Pourtant, je dors mieux ces derniers temps. Mais les larmes ont creusé de profonds sillons sous mes yeux. Il va vraiment falloir investir dans le cosmétique pour retrouver mon regard pétillant d'avant. Lâche a déjà laissé suffisamment de traces indélébiles au fond de moi, je n'ai aucune envie d'en porter sur le visage.
Mes cheveux tirés en une haute queue de cheval retombent jusque sur mon épaule. Il me reste quelques mèches plus claires, parsemées au milieu de mon châtain naturel, vestiges de l'été dernier. En analysant le reflet du miroir, je crois avoir réussi à masquer ma contrariété. En tout cas, je me sens jolie.
C'est pour une sortie un peu particulière que je me suis apprêtée : j'ai rendez-vous avec ma marraine italienne. L'université a proposé aux étudiants de parrainer un nouvel arrivant Erasmus. Giulia m'a donc contacté via Facebook et a proposé que l'on se rencontre.
De : Giulia
Si tu veux, on peut se retrouver au Read, eat, dream, Via Tomacelli, 22. Il y a une soirée sur la terrasse.
L'adresse me dit quelque chose. Je vérifie sur le plan et en effet, c'est une rue qu'emprunte le bus lorsque je me rends à l'un des sièges de l'université, juste en face de la Piazza Cavour.
Comme à mon habitude, je suis prête bien avant l'heure. Je pensais que me redonner vie prendrait plus de temps, en tout cas visuellement ! Pour le reste, il y a encore du boulot. Deux options s'offrent alors à moi : attendre assise sur mon lit, mais avec un risque de perdre cet enthousiasme inattendu, ou d'en profiter et partir en avance. Après tout, je peux y aller tranquillement à pied, ça ne me fera pas de mal.

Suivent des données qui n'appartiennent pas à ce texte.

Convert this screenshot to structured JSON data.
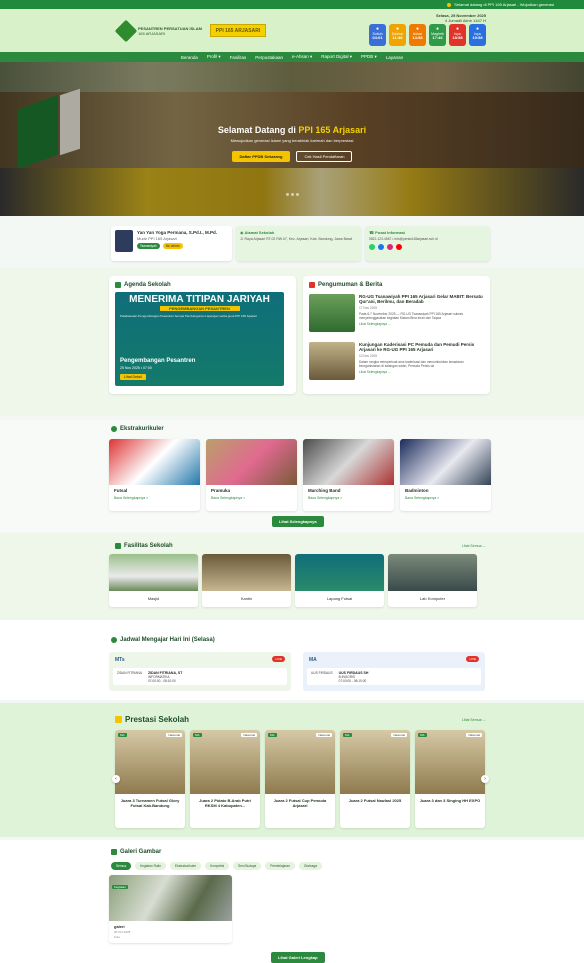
{
  "ticker": "Selamat datang di PPI 165 Arjasari - Wujudkan generasi",
  "header": {
    "school_name": "PESANTREN PERSATUAN ISLAM",
    "school_no": "165 ARJASARI",
    "badge": "PPI 165 ARJASARI",
    "date": "Selasa, 25 November 2025",
    "hijri": "4 Jumadil Akhir 1447 H",
    "prayers": [
      {
        "name": "Subuh",
        "time": "04:01",
        "color": "#3b6fd8",
        "icon": "moon-icon"
      },
      {
        "name": "Dzuhur",
        "time": "11:38",
        "color": "#f0a400",
        "icon": "sun-icon"
      },
      {
        "name": "Ashar",
        "time": "14:58",
        "color": "#f07a00",
        "icon": "sun-icon"
      },
      {
        "name": "Maghrib",
        "time": "17:46",
        "color": "#2f9a4a",
        "icon": "sunset-icon"
      },
      {
        "name": "Isya",
        "time": "18:58",
        "color": "#e0342b",
        "icon": "moon-icon"
      },
      {
        "name": "Isya",
        "time": "19:58",
        "color": "#2a6fe0",
        "icon": "star-icon"
      }
    ]
  },
  "nav": [
    "Beranda",
    "Profil ▾",
    "Fasilitas",
    "Perpustakaan",
    "e-Ahsan ▾",
    "Raport Digital ▾",
    "PPDB ▾",
    "Layanan"
  ],
  "hero": {
    "title_prefix": "Selamat Datang di",
    "title_highlight": "PPI 165 Arjasari",
    "subtitle": "Mewujudkan generasi Islami yang berakhlak karimah dan berprestasi",
    "btn_primary": "Daftar PPDB Sekarang",
    "btn_secondary": "Cek Hasil Pendaftaran"
  },
  "info": {
    "head_name": "Yan Yan Yoga Permana, S.Pd.I., M.Pd.",
    "head_role": "Mudir PPI 165 Arjasari",
    "tags": [
      "Tsanawiyah",
      "Mu'allimin"
    ],
    "address_title": "Alamat Sekolah",
    "address": "Jl. Raya Arjasari RT.02 RW.07, Kec. Arjasari, Kab. Bandung, Jawa Barat",
    "contact_title": "Pusat Informasi",
    "contact": "0822-123-4567 • info@persis165arjasari.sch.id"
  },
  "agenda": {
    "title": "Agenda Sekolah",
    "poster_headline": "MENERIMA TITIPAN JARIYAH",
    "poster_sub": "PENGEMBANGAN PESANTREN",
    "poster_text": "Pelaksanaan Pengembangan Pesantren berupa Pembangunan Lapangan serba guna PPI 165 Arjasari",
    "event_title": "Pengembangan Pesantren",
    "event_meta": "25 Nov 2025 • 07:00",
    "event_btn": "Lihat Detail"
  },
  "news": {
    "title": "Pengumuman & Berita",
    "items": [
      {
        "title": "RG-UG Tsanawiyah PPI 165 Arjasari Gelar MABIT: Bersatu Qur'ani, Berilmu, dan Beradab",
        "date": "17 Nov 2025",
        "text": "Pada 6-7 November 2025 — RG-UG Tsanawiyah PPI 165 Arjasari sukses menyelenggarakan kegiatan Malam Bina Iman dan Taqwa",
        "more": "Lihat Selengkapnya →"
      },
      {
        "title": "Kunjungan Kaderisasi PC Pemuda dan Pemudi Persis Arjasari ke RG-UG PPI 165 Arjasari",
        "date": "10 Nov 2025",
        "text": "Dalam rangka memperkuat arus kaderisasi dan menumbuhkan kesadaran keorganisasian di kalangan santri, Pemuda Persis da",
        "more": "Lihat Selengkapnya →"
      }
    ]
  },
  "ekstra": {
    "title": "Ekstrakurikuler",
    "items": [
      {
        "name": "Futsal",
        "link": "Baca Selengkapnya >"
      },
      {
        "name": "Pramuka",
        "link": "Baca Selengkapnya >"
      },
      {
        "name": "Marching Band",
        "link": "Baca Selengkapnya >"
      },
      {
        "name": "Badminton",
        "link": "Baca Selengkapnya >"
      }
    ],
    "more_btn": "Lihat Selengkapnya"
  },
  "fasilitas": {
    "title": "Fasilitas Sekolah",
    "see_all": "Lihat Semua →",
    "items": [
      "Masjid",
      "Kantin",
      "Lapang Futsal",
      "Lab Komputer"
    ]
  },
  "jadwal": {
    "title": "Jadwal Mengajar Hari Ini (Selasa)",
    "cols": [
      {
        "level": "MTs",
        "badge": "LIVE",
        "teacher": "ZIDAN FITRIANA, ST",
        "subject": "INFORMATIKA",
        "time": "07:00:00 - 08:10:00",
        "class": "ZIDAN FITRIANA"
      },
      {
        "level": "MA",
        "badge": "LIVE",
        "teacher": "UUS FIRDAUS SH",
        "subject": "B.INGGRIS",
        "time": "07:00:00 - 08:10:00",
        "class": "UUS FIRDAUS"
      }
    ]
  },
  "prestasi": {
    "title": "Prestasi Sekolah",
    "see_all": "Lihat Semua →",
    "items": [
      "Juara 3 Turnamen Futsal Glory Futsal Kab.Bandung",
      "Juara 2 Pidato B.Arab Putri RKSM 4 Kabupaten...",
      "Juara 2 Futsal Cup Pemuda Arjasari",
      "Juara 2 Futsal Naufasi 2025",
      "Juara 3 dan 3 Singing HH EXPO"
    ],
    "badge": "MA",
    "badge2": "Nasional"
  },
  "galeri": {
    "title": "Galeri Gambar",
    "chips": [
      "Semua",
      "Kegiatan Rutin",
      "Ekstrakurikuler",
      "Kompetisi",
      "Seni Budaya",
      "Pembelajaran",
      "Olahraga"
    ],
    "item_title": "galeri",
    "item_date": "20 Oct 2025",
    "item_meta": "Foto",
    "item_badge": "Kegiatan",
    "btn": "Lihat Galeri Lengkap"
  }
}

Le soleil a presque disparu derrière les toits et pourtant la lumière s'intensifie. Elle est différente de celle des autres villes. Je ne le sais pas encore, mais je ne l'oublierai jamais. Au sol, les sampietrini se changent en lingots d'or et les murs des maisons, virant au rouge, renvoient toute la chaleur de cette fin septembre. Il arrive parfois que les rayons pénètrent une dent creuse et irradient le trottoir. C'est aveuglant et en même temps, j'ouvre enfin les yeux.
L'air est doux et des odeurs merveilleuses arrivent jusqu'à mes narines. Ces arômes se mélangent à celui du cuir véritable des sacs et des ceintures que les commerçants commencent à ranger en fermant boutique, à celui de la pizza qui crépite dans le four et au parfum des dames apprêtées pour rejoindre leur amant, au sommet de l'une des sept collines. On entend une mélodie incessante de gens qui rient, heureux de partager des moments simples et authentiques, qui roulent leur langue et parlent fort.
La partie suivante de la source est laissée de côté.